Comment une famille a survécu à la terreur nazie

par David Rumbach, Tribune Staff Writer
(article publié précédemment par le South Bend Tribune dans son édition du 9 mai 1997).

South Bend - David Niekerk possède un court métrage émouvant où l'on peut voir son père et son oncle jouer innocemment le long d'une petite route près de leur maison en Hollande. Cela se passait en 1940, quelques mois après l'invasion nazie. Sur la route, on distingue de grandes lettres peintes. Elles forment le mot "Jood" (juif). Justa à côté, une étoile à six branches peinte en jaune. "Ils jouaient juste sur l'étoile, oubliant ce que ces signes signifiaient et leurs implications" remarque Niekerk.
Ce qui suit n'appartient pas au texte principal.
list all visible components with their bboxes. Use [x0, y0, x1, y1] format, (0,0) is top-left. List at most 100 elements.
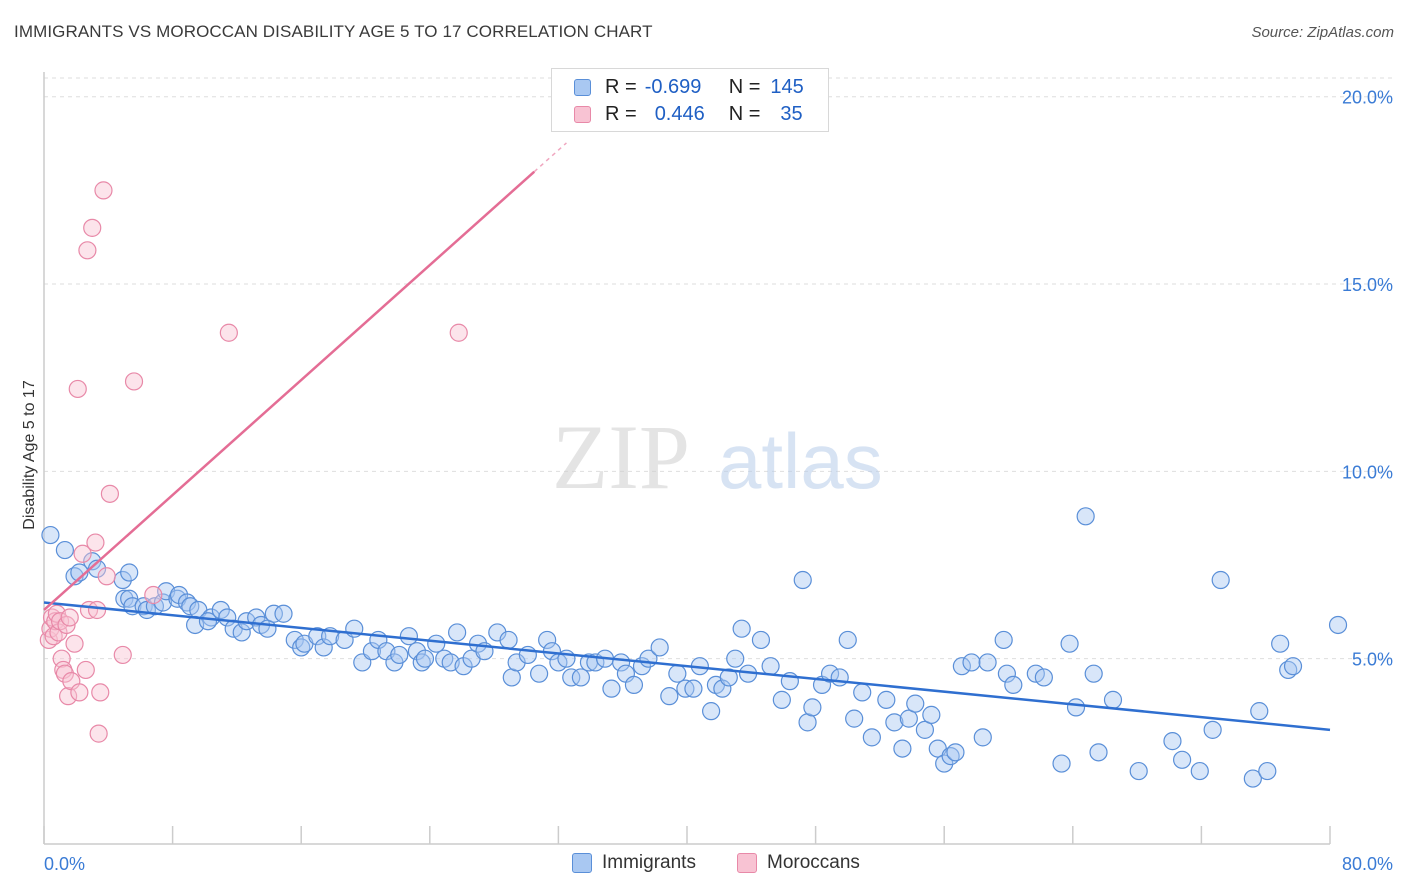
legend-label: Moroccans: [767, 852, 860, 873]
trend-lines: [43, 142, 1331, 732]
immigrants-point: [232, 623, 251, 642]
series-moroccans: [39, 181, 468, 743]
immigrants-point: [668, 664, 687, 683]
immigrants-point: [798, 713, 817, 732]
correlation-legend: R = -0.699 N = 145 R = 0.446 N = 35: [551, 68, 829, 132]
axes: [43, 72, 1331, 845]
moroccans-point: [83, 218, 102, 237]
n-label: N =: [728, 102, 761, 125]
immigrants-point: [899, 709, 918, 728]
immigrants-point: [1034, 668, 1053, 687]
r-label: R =: [605, 102, 637, 125]
source-label: Source: ZipAtlas.com: [1251, 24, 1394, 41]
moroccans-point: [68, 379, 87, 399]
immigrants-point: [885, 713, 904, 732]
immigrants-point: [399, 627, 419, 646]
immigrants-point: [803, 698, 822, 717]
immigrants-point: [55, 540, 74, 560]
immigrants-point: [973, 728, 992, 747]
immigrants-point: [41, 525, 60, 545]
moroccans-point: [89, 724, 108, 743]
immigrants-point: [211, 600, 230, 620]
immigrants-point: [952, 657, 971, 676]
n-value: 35: [780, 102, 803, 125]
moroccans-point: [94, 181, 113, 200]
immigrants-point: [1173, 750, 1192, 769]
immigrants-point: [713, 679, 732, 698]
immigrants-point: [962, 653, 981, 672]
moroccans-point: [76, 660, 95, 680]
moroccans-point: [144, 585, 163, 605]
immigrants-point: [702, 702, 721, 721]
moroccans-point: [113, 645, 132, 665]
immigrants-point: [314, 638, 333, 657]
immigrants-point: [415, 649, 435, 668]
immigrants-point: [997, 664, 1016, 683]
n-label: N =: [728, 75, 761, 98]
immigrants-point: [1271, 634, 1290, 653]
immigrants-point: [1089, 743, 1108, 762]
immigrants-point: [684, 679, 703, 698]
immigrants-point: [499, 630, 518, 650]
r-value: -0.699: [644, 75, 702, 98]
immigrants-point: [1103, 690, 1123, 709]
moroccans-point: [91, 683, 110, 702]
moroccans-swatch: [574, 105, 591, 123]
immigrants-point: [946, 743, 965, 762]
chart-title: IMMIGRANTS VS MOROCCAN DISABILITY AGE 5 …: [14, 22, 653, 41]
watermark: ZIP atlas: [552, 406, 883, 508]
immigrants-point: [838, 630, 857, 650]
immigrants-point: [922, 705, 941, 724]
immigrants-point: [70, 563, 89, 582]
immigrants-point: [853, 683, 872, 702]
immigrants-point: [650, 638, 669, 657]
moroccans-point: [87, 600, 107, 620]
watermark-atlas: atlas: [718, 417, 883, 505]
immigrants-point: [660, 687, 679, 706]
immigrants-swatch: [574, 78, 591, 96]
immigrants-point: [153, 593, 173, 612]
immigrants-point: [893, 739, 912, 758]
moroccans-point: [73, 544, 92, 563]
immigrants-point: [994, 630, 1013, 650]
immigrants-point: [732, 619, 751, 638]
moroccans-point: [97, 567, 116, 586]
immigrants-point: [362, 642, 382, 661]
legend-item-moroccans[interactable]: Moroccans: [737, 852, 860, 874]
immigrants-point: [1250, 702, 1269, 721]
immigrants-point: [427, 634, 446, 653]
y-axis-label: Disability Age 5 to 17: [21, 380, 38, 530]
immigrants-point: [1060, 634, 1079, 653]
n-value: 145: [770, 75, 804, 98]
immigrants-point: [726, 649, 745, 668]
immigrants-point: [285, 630, 304, 650]
legend-row-immigrants: R = -0.699 N = 145: [574, 75, 804, 99]
moroccans-trend-line: [43, 170, 536, 611]
y-tick-label: 10.0%: [1342, 462, 1393, 482]
legend-item-immigrants[interactable]: Immigrants: [572, 852, 696, 874]
immigrants-trend-line: [43, 601, 1331, 732]
series-immigrants: [41, 507, 1348, 788]
moroccans-point: [124, 372, 144, 391]
x-tick-label-max: 80.0%: [1342, 854, 1393, 874]
immigrants-point: [1129, 761, 1148, 781]
immigrants-point: [1052, 754, 1071, 773]
immigrants-point: [906, 694, 925, 713]
immigrants-point: [862, 728, 881, 747]
immigrants-point: [978, 653, 997, 672]
immigrants-point: [1211, 570, 1230, 590]
r-label: R =: [605, 75, 637, 98]
legend-row-moroccans: R = 0.446 N = 35: [574, 102, 803, 126]
immigrants-point: [719, 668, 738, 687]
immigrants-point: [562, 668, 581, 687]
immigrants-point: [602, 679, 621, 698]
immigrants-point: [1163, 732, 1182, 751]
immigrants-point: [1283, 657, 1303, 676]
moroccans-point: [52, 649, 71, 668]
immigrants-point: [571, 668, 591, 687]
watermark-zip: ZIP: [552, 406, 690, 508]
gridlines: [44, 77, 1394, 660]
immigrants-point: [1190, 761, 1209, 781]
immigrants-point: [1243, 769, 1262, 788]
Les implications: une terrifiante histoire faite de brutalité, de fuite et de survie, une histoire qui ne vint à la connaissance de Niekerk que dans ces cinq dernières années. Niekerk, 41 ans, considère son père, son oncle et ses deux tantes comme des survivants de l'Holocauste, et ce même s'ils purent échapper à la déportation vers Auschwitz et Bergen-Belsen. Leurs expériences de la terreur nazie font qu'ils ressentent plus que d'autres la signification de cette année "Yom Hoshoah", ou commémoration de l'Holocauste.

Sponsorisée par la "Jewish Federation of St. Joseph Valley", le musée se consacre au 1.500.000 enfants juifs assassinés dans les camps de la mort. Pendant plus de six heures, jeudi, des étudiants de la région ont parcouru la salle du tribunal du juge Terry Crone afin d'y lire les noms des jeunes victimes. "Si vous aviez été enfant dans un camps de concentration, vous pouviez être sûr d'être sélectionné pour l'extermination" a dit le juge.
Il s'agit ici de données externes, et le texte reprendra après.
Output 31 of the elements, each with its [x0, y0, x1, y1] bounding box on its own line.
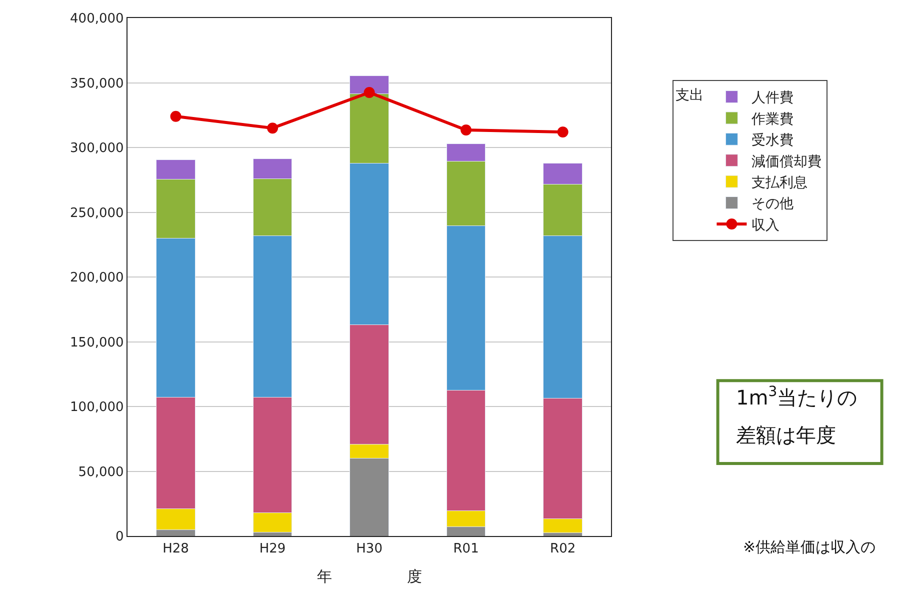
x-tick-label: R01 [453, 542, 479, 557]
y-tick-label: 300,000 [70, 141, 124, 156]
x-tick-label: R02 [550, 542, 576, 557]
legend-label: 収入 [752, 217, 780, 234]
legend-label: 人件費 [752, 90, 794, 106]
y-tick-label: 0 [116, 530, 124, 545]
text: 差額は年度 [736, 423, 836, 447]
y-tick-label: 350,000 [70, 76, 124, 92]
legend-title: 支出 [676, 87, 704, 104]
y-tick-label: 150,000 [70, 335, 124, 350]
point [557, 126, 568, 138]
x-tick-label: H30 [356, 542, 382, 557]
legend-label: 作業費 [750, 111, 794, 128]
point [267, 122, 278, 134]
legend-label: その他 [752, 196, 794, 212]
y-tick-label: 400,000 [70, 12, 124, 27]
y-tick-label: 250,000 [70, 206, 124, 221]
legend-label: 減価償却費 [752, 154, 822, 170]
point [460, 124, 472, 136]
point [170, 110, 182, 122]
legend-label: 支払利息 [752, 175, 808, 192]
x-axis-title: 年 度 [316, 568, 422, 586]
point [364, 86, 375, 98]
legend-label: 受水費 [752, 132, 794, 149]
text: ※供給単価は収入の [743, 538, 876, 556]
y-tick-label: 50,000 [78, 464, 124, 480]
text: 1m$^{3}$当たりの [736, 384, 858, 410]
x-tick-label: H28 [162, 542, 189, 557]
y-tick-label: 100,000 [70, 400, 124, 416]
y-tick-label: 200,000 [70, 270, 124, 286]
x-tick-label: H29 [259, 542, 286, 557]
Mais Simon et Rose Niekerk ainsi que leurs quatre enfants ne furent jamais envoyés dans un camp de la mort, et ce grâce à l'ingéniosité de Simon, le grand-père de David Niekerk. Les juifs de Hollande furent systématiquement envoyés dans un camp d'internement situé dans le nord, à Westerbork. Ce camp était sous contrôle commun hollandais et allemand. Personne n'y fut tué, tout simplement parce que, dans les termes de l'occupation, de telles exécutions ne pouvaient avoir lieu sur le sol hollandais, nous dit Niekerk.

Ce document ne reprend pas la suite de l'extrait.